I stop at a corner. The sea at the end of the street is obscured by heat haze and car fumes, a white backdrop to chaos. My stomach hurts. It’s too far to walk back to the hotel. I’m lost, anyway. The city of my childhood has rearranged itself into new and confusing configurations. The worn stones at my feet claim no prior memory. I step out to hail a cab, think better of it. Don’t want to be duped again, targeted in yet another reinforcement of my difference. Don’t want another driver thinking I’m an American tourist, a New World Lebanese back for a tour of the old country. Easy pickings.
I pass a phone box. Chaim. Somehow I feel he can answer my questions, absolve himself. But why should he have to absolve himself anyway? He’s done nothing wrong. I know it’s not his fault; it’s not the Israelis, or the Americans, not even the Lebanese themselves. It’s this that makes me feel rage: nobody to blame.

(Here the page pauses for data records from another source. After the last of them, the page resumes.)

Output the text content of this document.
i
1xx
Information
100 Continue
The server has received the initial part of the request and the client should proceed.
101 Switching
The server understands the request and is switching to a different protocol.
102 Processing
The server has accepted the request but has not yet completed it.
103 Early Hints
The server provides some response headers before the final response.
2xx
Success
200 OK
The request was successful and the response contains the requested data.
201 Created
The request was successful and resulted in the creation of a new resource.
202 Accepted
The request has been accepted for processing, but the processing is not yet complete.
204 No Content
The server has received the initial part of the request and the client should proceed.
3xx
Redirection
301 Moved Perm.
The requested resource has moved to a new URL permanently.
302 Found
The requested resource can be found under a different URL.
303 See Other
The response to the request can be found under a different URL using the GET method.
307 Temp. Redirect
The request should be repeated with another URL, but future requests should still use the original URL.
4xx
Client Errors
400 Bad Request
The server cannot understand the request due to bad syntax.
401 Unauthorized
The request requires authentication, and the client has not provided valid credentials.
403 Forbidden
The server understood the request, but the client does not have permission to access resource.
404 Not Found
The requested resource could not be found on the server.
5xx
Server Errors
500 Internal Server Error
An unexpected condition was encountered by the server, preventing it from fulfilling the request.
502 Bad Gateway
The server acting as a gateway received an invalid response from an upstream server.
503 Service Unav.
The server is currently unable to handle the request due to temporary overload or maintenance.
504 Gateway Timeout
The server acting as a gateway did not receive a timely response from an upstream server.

I walk straight past the phone, start toward the direction of the hotel in short, determined strides. My face clotted in self-reproach. Chaim has insinuated himself into my life already; I’ve let him. An Israeli? Of my father’s generation. And what of my life back in Boston? The only friend I want to call is Dilek. And even to her, I don’t know what to say.
I wipe sweat from my forehead with my shirtsleeve, motes of dust float before my eyes. Part of me is pleased I feel so uncomfortable, as if this is in some way a confirmation of my anger. I like Chaim already. More than like. He’s funny, he’s sincere, he already seems like a still point of calm in the midst of all this chaos. Do I like him because he’s the only man paying attention to me here? Am I that superficial?
I pass the American University, on impulse go in. At the gate I’m relieved of my bag by a bored-looking woman in a brown uniform. I walk past palms and manicured gardens, knowing exactly where I’m going now. To the library.
Air-conditioned cold hits me like a door in the face. I walk the length of the room, trailing the broken spines of French and Arabic titles on the shelves with my finger, sit at one of the computer terminals. The woman behind the counter nods, then connects me.
I click onto a search engine, type without thinking.
Minesweeping
in Lebanon
. One hundred and forty-five entries.
I pull Chaim’s card out of my wallet.
Chaim Herzberg: Mechanical
Technical Advisor
. A crude line-drawing of a skull and crossbones on a scarlet background.
I type in the name of the company:
Mines Advisory Group
. Chaim’s surname. Let’s see what he really does for a living. His name appears among a list of other employees, a description of work being done in the south of the country, the funding they’re hoping to get next year. I click onto the next hit under Herzberg. An article from
The Jerusalem Post
dated August 1982:
ALON HERZBERG, ONE OF OUR MOST
ESTEEMED FIGHTER PILOTS, RECOUNTS HIS
DAYS AND NIGHTS IN BEIRUTMr Herzberg recently joined a protest organisation in Tel Aviv to put a stop to the Begin government’s incursion into Lebanon. He claimed the ‘invasion’ is both brutal and inefficient, entailing many Israeli military deaths as well as the expected Lebanese collateral damage. Yet Herzberg continues to fly his nightly missions into Beirut. ‘I made a pact with my country,’ he said. ‘I can protest from a moral stance, but at the same time I must continue to do my duty.’
I read no further. Could this be Chaim’s brother, an uncle, a cousin? I click on the next entry. It’s an obituary notice, dated September 1982:
ALON HERZBERG, BELOVED SON AND BROTHER, DIED TRAGICALLY IN THE COURSE OF DUTY. MAY THE LIGHT OF ZION CONTINUE TO BURN IN HIM AND IN HIS SORROWING FAMILY. Survived and mourned by his mother Tova and brother Chaim. Memorial in the Great Synagogue, Allenby Street, Tel Aviv, Thursday, 2 pm.